While the Los Angeles native enjoys having a campus so close to home, he knew there was more to explore, and took the chance to work and study in China this past summer. The Chinese studies major shares how the experience helped him evolve and what he wants other students to consider before graduating.
Heading Back West...
I found out about Occidental through athletics; I was recruited for basketball out of high school. I used to be on the team, but I decided to focus more on school and have more time to go abroad. Initially, though, I went to Wheaton College for my first semester of college. It had been a close call between them and Oxy and it wasn't really the right fit, so I decided to transfer to Oxy and it was a great fit. Being close to home and staying in California was just something that I really enjoyed and needed at the time and it turns out it worked for the best. I honestly love Oxy, I'm super glad about my choice to come here.
...And Going Far East
It seemed likely that I would major in economics but all of my interests, academically at least, fell within Chinese studies, whether it was a history class or the ancient Chinese literature classes that Oxy offers, as well as the language courses. I've been taking Chinese since the seventh grade, and when I came to Oxy I had a little fluency (enough to test into 200 levels). I decided to choose a Chinese studies major and go that route. I initially took a bunch of Chinese language courses, but my sophomore year I started taking classes like "The Rise of the Martial Arts Novel." That was the one class that really kind of did it for me and was the "light bulb switch" that told me I really enjoyed this major.
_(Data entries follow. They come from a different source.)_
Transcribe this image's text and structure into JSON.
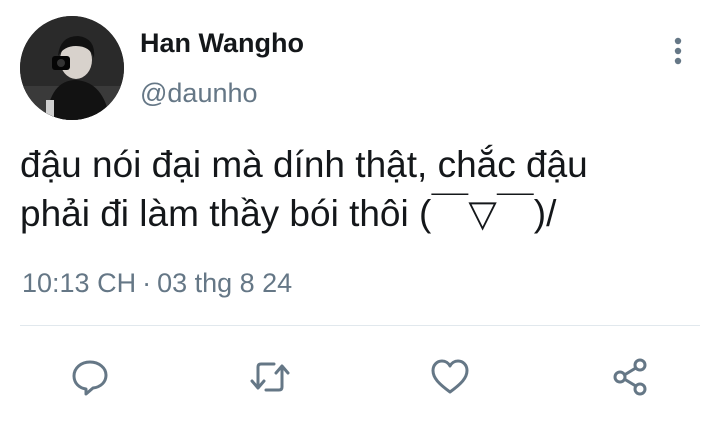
{
  "user": {
    "display_name": "Han Wangho",
    "handle": "@daunho"
  },
  "tweet": {
    "text": "đậu nói đại mà dính thật, chắc đậu\nphải đi làm thầy bói thôi (￣▽￣)/"
  },
  "meta": {
    "time": "10:13 CH",
    "separator": "·",
    "date": "03 thg 8 24"
  },
  "icons": {
    "more": "more-vertical-icon",
    "reply": "reply-icon",
    "retweet": "retweet-icon",
    "like": "heart-icon",
    "share": "share-icon"
  },
  "colors": {
    "text": "#14171a",
    "secondary": "#657786",
    "divider": "#e1e8ed"
  }
}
This past summer I interned at the Mercedes Benz Arena in Shanghai, one of the major sports and concert venues out there. I worked in international marketing, running their Instagram, Facebook, Twitter and LinkedIn accounts. It was interesting to see all the aspects that companies pay attention to within social media, especially being in China and trying to reach out to a more western demographic. It was fun for me to be able to experiment with different ideas. I also took classes at Donghua University. Shanghai was definitely a bit overwhelming. Being from Los Angeles, figuring out how to work public transportation was interesting for me, I've never really had to do that. A couple of my fellow interns were Chinese natives, so I was able to see the city with them and learn the different [subway] lines, and all the ins and outs of getting around Shanghai, which made things much more convenient and just fun. By the time I was leaving I felt like I was right at home and I was completely immersed in the Shanghai culture.
Translating Sports Talk
Through my internship, I was able to meet a bunch of people who worked for major athletic organizations, like the UFC, and I was able to sit in on meetings with the NHL. It was exciting to meet people who are doing sort of what I want to do, which is bridge the cultural gap between Chinese society and western cultures, which was really cool. The NHL is planning on having the first actual NHL game in China in these next few months, so I was there to help start the advertising and marketing scheme for that as well as just help them with their knowledge of hockey. They were asking me a lot of questions about sports because they weren't too familiar with some of them.
Risk Becomes Reward
I think interning in Shanghai helped me open myself up to not only new people but different opportunities. I didn't have much experience working in marketing or anything like that, so I was a little hesitant to apply at first, but I decided that anything I stuck my mind to I could get done. Being unafraid of risk or unfamiliarity was a big lesson. Going abroad, especially in China, has made me much more independent, responsible and self-reliant. I had to not only do my work for classes, but I was going into the office every day and having to time-manage. (It's going to really help me in my last year as I get ready for senior comps.) A lot of the time, for some students and myself specifically, summers have been comprised of after-school-type jobs, which are always great, but it was a bit different going to an actual office every day and having people depend on you for assignments. I really think my time in Shanghai this summer has helped me grow as a young adult. One bit of advice to other students is to start going abroad sooner rather than later. And don't be afraid to take that chance.